L’autorégulation ne fonctionne pas, et les grandes banques suisses n’ont toujours pas de plan de transition et ne suivent pas les recommendations onusiennes, écrivent les membres du collectif BreakFree, qui étaient invités à Building Bridges.
Building Bridges 2024 a renouvelé l’exercice. Pas de Sergio Ermotti ou Ueli Maurer seuls en tribune assumant leur opposition à peine voilée à toute stratégie climatique crédible, comme cela avait été le cas lors des éditions précédentes. À leur place, Mary Robinson, Johan Rockström et Xiye Bastida ont répété l’urgence et signalé le franchissement de plusieurs “limites planétaires” face à un parterre de banquiers, de gestionnaires d’actifs et d’assureurs de BlackRock, Lombard Odier, UBS, Pictet, Zurich et de nombreux autres.
Les “ponts” que s’attèlent à construire depuis l’origine les architectes de l’initiative visent à relier la communauté financière active en Suisse avec le système des Nations Unies. L’avancée la plus nette est le partenariat conclu avec l’Initiative financière du Programme des Nations Unies pour l’Environnement (UNEP-FI), qui a choisi d’y tenir sa Table Ronde annuelle.
À la veille d’une nouvelle administration Trump, la tentative de convergence présente un vif intérêt. Conscient de l’enjeu, Patrick Odier a martelé l’idée que le mouvement “engagé dans la bonne direction” est à long terme “inarrêtable”, tandis que les cadres onusiens soulignaient “la multipolarité” du monde ou les avancées des banques centrales en Europe, au Brésil, au Mexique et au Brésil.
L’autorégulation insuffisante en matière de finance climatique
Cependant, ce mariage de raison juxtapose deux visions hautement contradictoires de la finance climatique. D’un coté, Lombard Odier, Pictet, Zurich ou UBS unis pour louer la “voie Suisse” basée sur l’auto-régulation, des efforts de transparence vis à vis des pratiques de durabilité, et mettant en avant de “bons exemples” de financements ESG et “d’Investissement avec Impact”. De l’autre, les représentantes de la Task Force on Net Zero Policy des Nations Unies et du Climate Change Centre de la BCE estimant, chiffres à l’appui, que l’auto-régulation échoue à enrayer l’aggravation de la crise climatique, et appelant à la mise en place de régulations contraignantes.

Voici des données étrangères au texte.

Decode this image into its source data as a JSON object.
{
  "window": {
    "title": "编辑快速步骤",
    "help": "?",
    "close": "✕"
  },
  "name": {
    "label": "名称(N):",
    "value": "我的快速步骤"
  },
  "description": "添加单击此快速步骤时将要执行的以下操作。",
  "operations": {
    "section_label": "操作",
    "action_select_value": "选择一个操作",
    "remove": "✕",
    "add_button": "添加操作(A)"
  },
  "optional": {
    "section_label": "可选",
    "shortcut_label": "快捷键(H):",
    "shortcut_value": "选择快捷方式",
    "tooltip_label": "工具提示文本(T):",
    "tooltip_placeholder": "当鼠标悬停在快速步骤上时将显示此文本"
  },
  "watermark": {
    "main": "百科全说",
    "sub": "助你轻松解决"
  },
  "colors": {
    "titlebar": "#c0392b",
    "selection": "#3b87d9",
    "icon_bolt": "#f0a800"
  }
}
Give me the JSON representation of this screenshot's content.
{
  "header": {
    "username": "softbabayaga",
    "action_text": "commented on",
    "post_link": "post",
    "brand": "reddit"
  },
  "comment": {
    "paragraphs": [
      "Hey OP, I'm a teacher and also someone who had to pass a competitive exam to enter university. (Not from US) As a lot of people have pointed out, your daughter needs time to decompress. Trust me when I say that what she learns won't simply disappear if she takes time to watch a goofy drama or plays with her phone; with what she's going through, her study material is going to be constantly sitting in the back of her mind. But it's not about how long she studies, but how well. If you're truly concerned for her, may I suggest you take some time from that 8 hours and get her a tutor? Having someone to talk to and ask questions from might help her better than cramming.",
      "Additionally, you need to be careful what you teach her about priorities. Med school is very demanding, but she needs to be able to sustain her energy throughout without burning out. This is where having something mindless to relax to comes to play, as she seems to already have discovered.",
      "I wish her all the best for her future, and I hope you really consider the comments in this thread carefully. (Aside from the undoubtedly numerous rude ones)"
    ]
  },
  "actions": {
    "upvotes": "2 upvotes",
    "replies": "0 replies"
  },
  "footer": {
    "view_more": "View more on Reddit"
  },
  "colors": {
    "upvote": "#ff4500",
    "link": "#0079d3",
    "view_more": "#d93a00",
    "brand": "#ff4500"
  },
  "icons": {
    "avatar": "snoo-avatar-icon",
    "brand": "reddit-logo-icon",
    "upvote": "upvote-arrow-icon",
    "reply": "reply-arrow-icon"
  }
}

Et pour cause, en Suisse le compte est très loin d’y être. Entre 2021 et 2023, UBS a encore fournit 12,5 milliards USD aux firmes développant le pétrole et le gaz, alors qu’elle s’est donnée un objectif de réduction de 70% de ses émissions financées d’ici 2030 sans calendrier détaillé de diminution de ses financements [Reclaim Finance, Nov. 2024]. Pire, la banque aurait décidé de saborder la feuille de route que s’était fixé Credit Suisse en vue de solder son exposition au charbon thermique [Bloomberg, 7 mars 2024]. En outre, la grande majorité des votes d’UBS Gestion d’Actifs lors des assemblées générales 2024 ont soutenu la direction des plus grands développeurs fossiles [Reclaim Finance, Dec. 2024].
Pictet gère pour sa part 9,7 milliards USD d’actifs dans les énergies fossiles, dont une part importante concerne des entreprises qui recherchent de nouveaux gisements ou construisent de nouvelles infrastructures extractives, loin de tout plan de transition crédible [Urgewald, 2024]. Ni Pictet ni UBS n’ont de stratégie d’engagement annoncée et systématisée.
Des contradictions qu’il faut aborder
Ces choix foulent au pied les préconisations de la Task Force on Net Zero, pour qui “un engagement Net Zéro doit contenir des objectifs intermédiaires (y compris des objectifs pour 2025, 2030 et 2035) [et] devrait inclure des objectifs spécifiques visant à mettre fin [au] soutien des combustibles fossiles”, clarifier et conditionner toute stratégie d’engagement ; ou encore ne “pas compromettre” les politiques climatiques par du lobbying [Task Force on Net Zero Policy, Nov. 2024].
En ne débattant pas de ces contradictions, le mouvement Building Bridges ne peut parvenir à atteindre ses cibles, dont un changement systémique et co-construit. Ce n’est pourtant qu’à ce prix que la finance durable deviendra transformatrice et inarrêtable.